I didn’t think this loose hybrid micro series would find a home. The pieces felt too small, some too strange and some too colloquial, and all disconnected even though I knew the pieces were connected in a way I couldn’t articulate. I’m gratified and relieved it found a home in Entropy Magazine’s “Fog or a Cloud” series inspired by this quote from Etel Adnan: “… [images] they are pure feeling. They’re like something that calls you through a fog or a cloud.” The editor, Morgaine Baumann writes of the series: “What do you, or we, rely on our memories for? When, or are, memories accurate representations of the past? Does it matter? A little more specifically, I’m thinking, can memories be passed down genetically? Emotional/ physical traces carried from one generation to another, ultimately showing up in our writing? How can this be shown through syntax? In image? If through image, then are the images by extension also what’s being passed down?”
It is a relief to read a call for submissions and see what you’re aiming for reflected, to even understand your work better because of the way the call is framed. It’s a relief to not have much to say about the work itself because it does exactly what it is meant to do.
A last relief: in this and the last series I published in, Burning House Press’ INCOMPLETENESS, I feel in communion with many other pieces in the series. I realized awhile ago that I write to not be lonely but I do often feel lonely in writing spaces, which is far more about me than the spaces. There aren’t yet writer circles which I feel part of, but my writing itself is starting to feel part of a larger mosaic I’ve been aiming for, and that feels like enough for now.

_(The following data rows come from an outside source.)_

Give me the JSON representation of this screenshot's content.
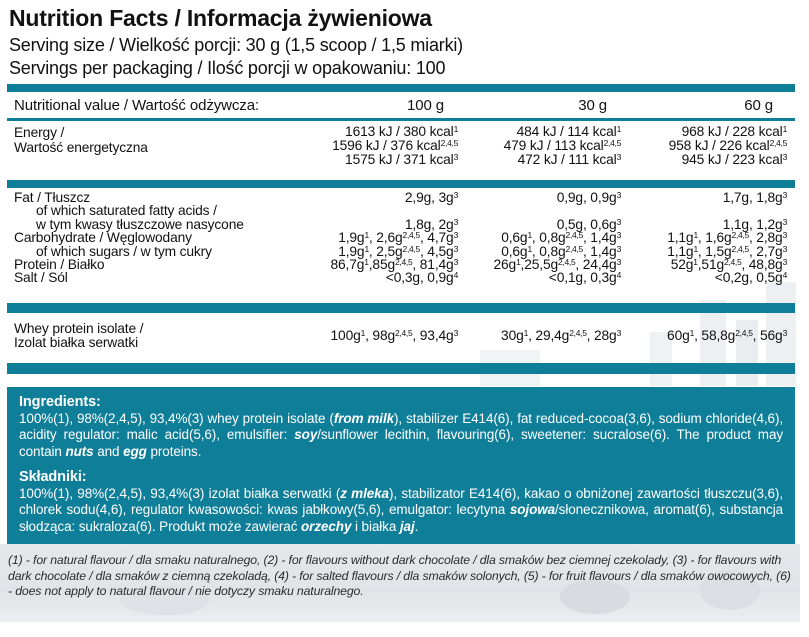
{
  "colors": {
    "accent_teal": "#0f7e98",
    "text": "#111111",
    "ingredients_text": "#ffffff"
  },
  "header": {
    "title": "Nutrition Facts / Informacja żywieniowa",
    "serving_size": "Serving size / Wielkość porcji: 30 g (1,5 scoop / 1,5 miarki)",
    "servings_per_package": "Servings per packaging / Ilość porcji w opakowaniu: 100"
  },
  "table": {
    "head": {
      "label": "Nutritional value / Wartość odżywcza:",
      "col_100g": "100 g",
      "col_30g": "30 g",
      "col_60g": "60 g"
    },
    "energy": {
      "label_line1": "Energy /",
      "label_line2": "Wartość energetyczna",
      "v100": [
        "1613 kJ / 380 kcal^{1}",
        "1596 kJ / 376 kcal^{2,4,5}",
        "1575 kJ / 371 kcal^{3}"
      ],
      "v30": [
        "484 kJ / 114 kcal^{1}",
        "479 kJ / 113 kcal^{2,4,5}",
        "472 kJ / 111 kcal^{3}"
      ],
      "v60": [
        "968 kJ / 228 kcal^{1}",
        "958 kJ / 226 kcal^{2,4,5}",
        "945 kJ / 223 kcal^{3}"
      ]
    },
    "fat": {
      "label": "Fat / Tłuszcz",
      "v100": "2,9g, 3g^{3}",
      "v30": "0,9g, 0,9g^{3}",
      "v60": "1,7g, 1,8g^{3}"
    },
    "saturated": {
      "label_line1": "of which saturated fatty acids /",
      "label_line2": "w tym kwasy tłuszczowe nasycone",
      "v100": "1,8g, 2g^{3}",
      "v30": "0,5g, 0,6g^{3}",
      "v60": "1,1g, 1,2g^{3}"
    },
    "carbohydrate": {
      "label": "Carbohydrate / Węglowodany",
      "v100": "1,9g^{1}, 2,6g^{2,4,5}, 4,7g^{3}",
      "v30": "0,6g^{1}, 0,8g^{2,4,5}, 1,4g^{3}",
      "v60": "1,1g^{1}, 1,6g^{2,4,5}, 2,8g^{3}"
    },
    "sugars": {
      "label": "of which sugars / w tym cukry",
      "v100": "1,9g^{1}, 2,5g^{2,4,5}, 4,5g^{3}",
      "v30": "0,6g^{1}, 0,8g^{2,4,5}, 1,4g^{3}",
      "v60": "1,1g^{1}, 1,5g^{2,4,5}, 2,7g^{3}"
    },
    "protein": {
      "label": "Protein / Białko",
      "v100": "86,7g^{1},85g^{2,4,5}, 81,4g^{3}",
      "v30": "26g^{1},25,5g^{2,4,5}, 24,4g^{3}",
      "v60": "52g^{1},51g^{2,4,5}, 48,8g^{3}"
    },
    "salt": {
      "label": "Salt / Sól",
      "v100": "<0,3g, 0,9g^{4}",
      "v30": "<0,1g, 0,3g^{4}",
      "v60": "<0,2g, 0,5g^{4}"
    },
    "whey": {
      "label_line1": "Whey protein isolate /",
      "label_line2": "Izolat białka serwatki",
      "v100": "100g^{1}, 98g^{2,4,5}, 93,4g^{3}",
      "v30": "30g^{1}, 29,4g^{2,4,5}, 28g^{3}",
      "v60": "60g^{1}, 58,8g^{2,4,5}, 56g^{3}"
    }
  },
  "ingredients": {
    "heading_en": "Ingredients:",
    "text_en": "100%(1), 98%(2,4,5), 93,4%(3) whey protein isolate (**from milk**), stabilizer E414(6), fat reduced-cocoa(3,6), sodium chloride(4,6), acidity regulator: malic acid(5,6), emulsifier: **soy**/sunflower lecithin, flavouring(6), sweetener: sucralose(6). The product may contain **nuts** and **egg** proteins.",
    "heading_pl": "Składniki:",
    "text_pl": "100%(1), 98%(2,4,5), 93,4%(3) izolat białka serwatki (**z mleka**), stabilizator E414(6), kakao o obniżonej zawartości tłuszczu(3,6), chlorek sodu(4,6), regulator kwasowości: kwas jabłkowy(5,6), emulgator: lecytyna **sojowa**/słonecznikowa, aromat(6), substancja słodząca: sukraloza(6). Produkt może zawierać **orzechy** i białka **jaj**."
  },
  "footnotes": {
    "text": "(1) - for natural flavour / dla smaku naturalnego, (2) - for flavours without dark chocolate / dla smaków bez ciemnej czekolady, (3) - for flavours with dark chocolate / dla smaków z ciemną czekoladą, (4) - for salted flavours / dla smaków solonych, (5) - for fruit flavours / dla smaków owocowych, (6) - does not apply to natural flavour / nie dotyczy smaku naturalnego."
  }
}
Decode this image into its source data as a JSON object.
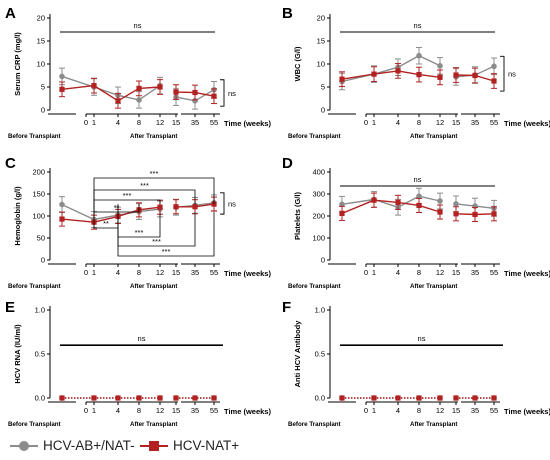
{
  "colors": {
    "series1": "#8c8c8c",
    "series2": "#b22222",
    "axis": "#000000"
  },
  "legend": {
    "series1": "HCV-AB+/NAT-",
    "series2": "HCV-NAT+"
  },
  "chart_data": [
    {
      "panel": "A",
      "type": "line",
      "ylabel": "Serum CRP (mg/l)",
      "xlabel": "Time (weeks)",
      "x_groups": [
        "Before Transplant",
        "After Transplant"
      ],
      "yticks": [
        0,
        5,
        10,
        15,
        20
      ],
      "ylim": [
        0,
        20
      ],
      "xticks": [
        "0",
        "1",
        "4",
        "8",
        "12",
        "15",
        "35",
        "55"
      ],
      "series": [
        {
          "name": "HCV-AB+/NAT-",
          "points": [
            [
              "pre",
              7.3
            ],
            [
              "1",
              5.0
            ],
            [
              "4",
              3.2
            ],
            [
              "8",
              2.2
            ],
            [
              "12",
              5.3
            ],
            [
              "15",
              2.8
            ],
            [
              "35",
              2.0
            ],
            [
              "55",
              4.4
            ]
          ]
        },
        {
          "name": "HCV-NAT+",
          "points": [
            [
              "pre",
              4.5
            ],
            [
              "1",
              5.3
            ],
            [
              "4",
              2.0
            ],
            [
              "8",
              4.7
            ],
            [
              "12",
              5.0
            ],
            [
              "15",
              3.9
            ],
            [
              "35",
              3.8
            ],
            [
              "55",
              3.0
            ]
          ]
        }
      ],
      "annotations": [
        {
          "type": "bracket-top",
          "text": "ns"
        },
        {
          "type": "bracket-right",
          "text": "ns"
        }
      ]
    },
    {
      "panel": "B",
      "type": "line",
      "ylabel": "WBC (G/l)",
      "xlabel": "Time (weeks)",
      "x_groups": [
        "Before Transplant",
        "After Transplant"
      ],
      "yticks": [
        0,
        5,
        10,
        15,
        20
      ],
      "ylim": [
        0,
        20
      ],
      "xticks": [
        "0",
        "1",
        "4",
        "8",
        "12",
        "15",
        "35",
        "55"
      ],
      "series": [
        {
          "name": "HCV-AB+/NAT-",
          "points": [
            [
              "pre",
              6.2
            ],
            [
              "1",
              7.8
            ],
            [
              "4",
              9.3
            ],
            [
              "8",
              11.8
            ],
            [
              "12",
              9.6
            ],
            [
              "15",
              7.2
            ],
            [
              "35",
              7.6
            ],
            [
              "55",
              9.5
            ]
          ]
        },
        {
          "name": "HCV-NAT+",
          "points": [
            [
              "pre",
              6.7
            ],
            [
              "1",
              7.8
            ],
            [
              "4",
              8.5
            ],
            [
              "8",
              7.7
            ],
            [
              "12",
              7.1
            ],
            [
              "15",
              7.6
            ],
            [
              "35",
              7.5
            ],
            [
              "55",
              6.3
            ]
          ]
        }
      ],
      "annotations": [
        {
          "type": "bracket-top",
          "text": "ns"
        },
        {
          "type": "bracket-right",
          "text": "ns"
        }
      ]
    },
    {
      "panel": "C",
      "type": "line",
      "ylabel": "Hemoglobin (g/l)",
      "xlabel": "Time (weeks)",
      "x_groups": [
        "Before Transplant",
        "After Transplant"
      ],
      "yticks": [
        0,
        50,
        100,
        150,
        200
      ],
      "ylim": [
        0,
        200
      ],
      "xticks": [
        "0",
        "1",
        "4",
        "8",
        "12",
        "15",
        "35",
        "55"
      ],
      "series": [
        {
          "name": "HCV-AB+/NAT-",
          "points": [
            [
              "pre",
              126
            ],
            [
              "1",
              92
            ],
            [
              "4",
              102
            ],
            [
              "8",
              110
            ],
            [
              "12",
              116
            ],
            [
              "15",
              120
            ],
            [
              "35",
              124
            ],
            [
              "55",
              130
            ]
          ]
        },
        {
          "name": "HCV-NAT+",
          "points": [
            [
              "pre",
              93
            ],
            [
              "1",
              86
            ],
            [
              "4",
              99
            ],
            [
              "8",
              114
            ],
            [
              "12",
              120
            ],
            [
              "15",
              121
            ],
            [
              "35",
              121
            ],
            [
              "55",
              127
            ]
          ]
        }
      ],
      "annotations": [
        {
          "type": "sig",
          "text": "***"
        },
        {
          "type": "sig",
          "text": "***"
        },
        {
          "type": "sig",
          "text": "***"
        },
        {
          "type": "sig",
          "text": "**"
        },
        {
          "type": "sig",
          "text": "**"
        },
        {
          "type": "sig",
          "text": "***"
        },
        {
          "type": "sig",
          "text": "***"
        },
        {
          "type": "sig",
          "text": "***"
        },
        {
          "type": "bracket-right",
          "text": "ns"
        }
      ]
    },
    {
      "panel": "D",
      "type": "line",
      "ylabel": "Platelets (G/l)",
      "xlabel": "Time (weeks)",
      "x_groups": [
        "Before Transplant",
        "After Transplant"
      ],
      "yticks": [
        0,
        100,
        200,
        300,
        400
      ],
      "ylim": [
        0,
        400
      ],
      "xticks": [
        "0",
        "1",
        "4",
        "8",
        "12",
        "15",
        "35",
        "55"
      ],
      "series": [
        {
          "name": "HCV-AB+/NAT-",
          "points": [
            [
              "pre",
              253
            ],
            [
              "1",
              275
            ],
            [
              "4",
              240
            ],
            [
              "8",
              290
            ],
            [
              "12",
              268
            ],
            [
              "15",
              255
            ],
            [
              "35",
              245
            ],
            [
              "55",
              235
            ]
          ]
        },
        {
          "name": "HCV-NAT+",
          "points": [
            [
              "pre",
              212
            ],
            [
              "1",
              272
            ],
            [
              "4",
              262
            ],
            [
              "8",
              248
            ],
            [
              "12",
              218
            ],
            [
              "15",
              210
            ],
            [
              "35",
              207
            ],
            [
              "55",
              210
            ]
          ]
        }
      ],
      "annotations": [
        {
          "type": "bracket-top",
          "text": "ns"
        }
      ]
    },
    {
      "panel": "E",
      "type": "line",
      "ylabel": "HCV RNA (IU/ml)",
      "xlabel": "Time (weeks)",
      "x_groups": [
        "Before Transplant",
        "After Transplant"
      ],
      "yticks": [
        0.0,
        0.5,
        1.0
      ],
      "ylim": [
        0,
        1.0
      ],
      "xticks": [
        "0",
        "1",
        "4",
        "8",
        "12",
        "15",
        "35",
        "55"
      ],
      "series": [
        {
          "name": "HCV-AB+/NAT-",
          "points": [
            [
              "pre",
              0
            ],
            [
              "1",
              0
            ],
            [
              "4",
              0
            ],
            [
              "8",
              0
            ],
            [
              "12",
              0
            ],
            [
              "15",
              0
            ],
            [
              "35",
              0
            ],
            [
              "55",
              0
            ]
          ]
        },
        {
          "name": "HCV-NAT+",
          "points": [
            [
              "pre",
              0
            ],
            [
              "1",
              0
            ],
            [
              "4",
              0
            ],
            [
              "8",
              0
            ],
            [
              "12",
              0
            ],
            [
              "15",
              0
            ],
            [
              "35",
              0
            ],
            [
              "55",
              0
            ]
          ]
        }
      ],
      "annotations": [
        {
          "type": "bracket-top",
          "text": "ns"
        }
      ]
    },
    {
      "panel": "F",
      "type": "line",
      "ylabel": "Anti HCV Antibody",
      "xlabel": "Time (weeks)",
      "x_groups": [
        "Before Transplant",
        "After Transplant"
      ],
      "yticks": [
        0.0,
        0.5,
        1.0
      ],
      "ylim": [
        0,
        1.0
      ],
      "xticks": [
        "0",
        "1",
        "4",
        "8",
        "12",
        "15",
        "35",
        "55"
      ],
      "series": [
        {
          "name": "HCV-AB+/NAT-",
          "points": [
            [
              "pre",
              0
            ],
            [
              "1",
              0
            ],
            [
              "4",
              0
            ],
            [
              "8",
              0
            ],
            [
              "12",
              0
            ],
            [
              "15",
              0
            ],
            [
              "35",
              0
            ],
            [
              "55",
              0
            ]
          ]
        },
        {
          "name": "HCV-NAT+",
          "points": [
            [
              "pre",
              0
            ],
            [
              "1",
              0
            ],
            [
              "4",
              0
            ],
            [
              "8",
              0
            ],
            [
              "12",
              0
            ],
            [
              "15",
              0
            ],
            [
              "35",
              0
            ],
            [
              "55",
              0
            ]
          ]
        }
      ],
      "annotations": [
        {
          "type": "bracket-top",
          "text": "ns"
        }
      ]
    }
  ]
}
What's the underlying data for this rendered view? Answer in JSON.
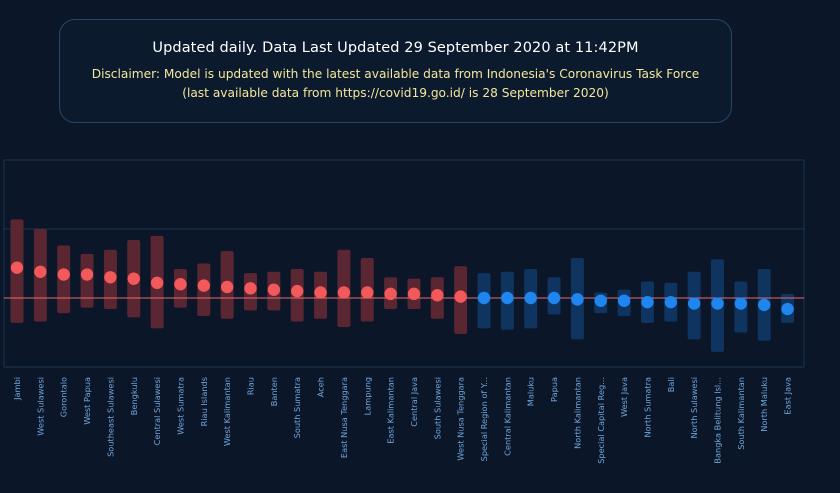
{
  "header": {
    "updated": "Updated daily. Data Last Updated 29 September 2020 at 11:42PM",
    "disclaimer_line1": "Disclaimer: Model is updated with the latest available data from Indonesia's Coronavirus Task Force",
    "disclaimer_line2": "(last available data from https://covid19.go.id/ is 28 September 2020)"
  },
  "colors": {
    "above": "#f2595a",
    "above_band": "#5a2632",
    "below": "#1f86f0",
    "below_band": "#0f3460",
    "reference_line": "#e76a6f",
    "grid": "#1c3554"
  },
  "chart_data": {
    "type": "scatter",
    "title": "",
    "xlabel": "",
    "ylabel": "",
    "reference_value": 1.0,
    "ylim": [
      0.5,
      2.0
    ],
    "categories": [
      "Jambi",
      "West Sulawesi",
      "Gorontalo",
      "West Papua",
      "Southeast Sulawesi",
      "Bengkulu",
      "Central Sulawesi",
      "West Sumatra",
      "Riau Islands",
      "West Kalimantan",
      "Riau",
      "Banten",
      "South Sumatra",
      "Aceh",
      "East Nusa Tenggara",
      "Lampung",
      "East Kalimantan",
      "Central Java",
      "South Sulawesi",
      "West Nusa Tenggara",
      "Special Region of Y...",
      "Central Kalimantan",
      "Maluku",
      "Papua",
      "North Kalimantan",
      "Special Capital Reg...",
      "West Java",
      "North Sumatra",
      "Bali",
      "North Sulawesi",
      "Bangka Belitung Isl...",
      "South Kalimantan",
      "North Maluku",
      "East Java"
    ],
    "values": [
      1.22,
      1.19,
      1.17,
      1.17,
      1.15,
      1.14,
      1.11,
      1.1,
      1.09,
      1.08,
      1.07,
      1.06,
      1.05,
      1.04,
      1.04,
      1.04,
      1.03,
      1.03,
      1.02,
      1.01,
      1.0,
      1.0,
      1.0,
      1.0,
      0.99,
      0.98,
      0.98,
      0.97,
      0.97,
      0.96,
      0.96,
      0.96,
      0.95,
      0.92
    ],
    "lower": [
      0.82,
      0.83,
      0.89,
      0.93,
      0.92,
      0.86,
      0.78,
      0.93,
      0.87,
      0.85,
      0.91,
      0.91,
      0.83,
      0.85,
      0.79,
      0.83,
      0.92,
      0.92,
      0.85,
      0.74,
      0.78,
      0.77,
      0.78,
      0.88,
      0.7,
      0.89,
      0.87,
      0.82,
      0.83,
      0.7,
      0.61,
      0.75,
      0.69,
      0.82
    ],
    "upper": [
      1.57,
      1.5,
      1.38,
      1.32,
      1.35,
      1.42,
      1.45,
      1.21,
      1.25,
      1.34,
      1.18,
      1.19,
      1.21,
      1.19,
      1.35,
      1.29,
      1.15,
      1.14,
      1.15,
      1.23,
      1.18,
      1.19,
      1.21,
      1.15,
      1.29,
      1.04,
      1.06,
      1.12,
      1.11,
      1.19,
      1.28,
      1.12,
      1.21,
      1.03
    ]
  }
}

There are five micros in this series: one is based on an anecdote my mother told me, one is about climate grief, one is about crying on my birthday, one is about family lore, and the last I don’t fully understand, but I believe it is about being afraid I can’t be a child’s mother and stay my mother’s child. Please give them a read here.
Di, this series is beautuful. The progression is real and palpable and hard to trace– it is strongly felt and deeply moving. I love this.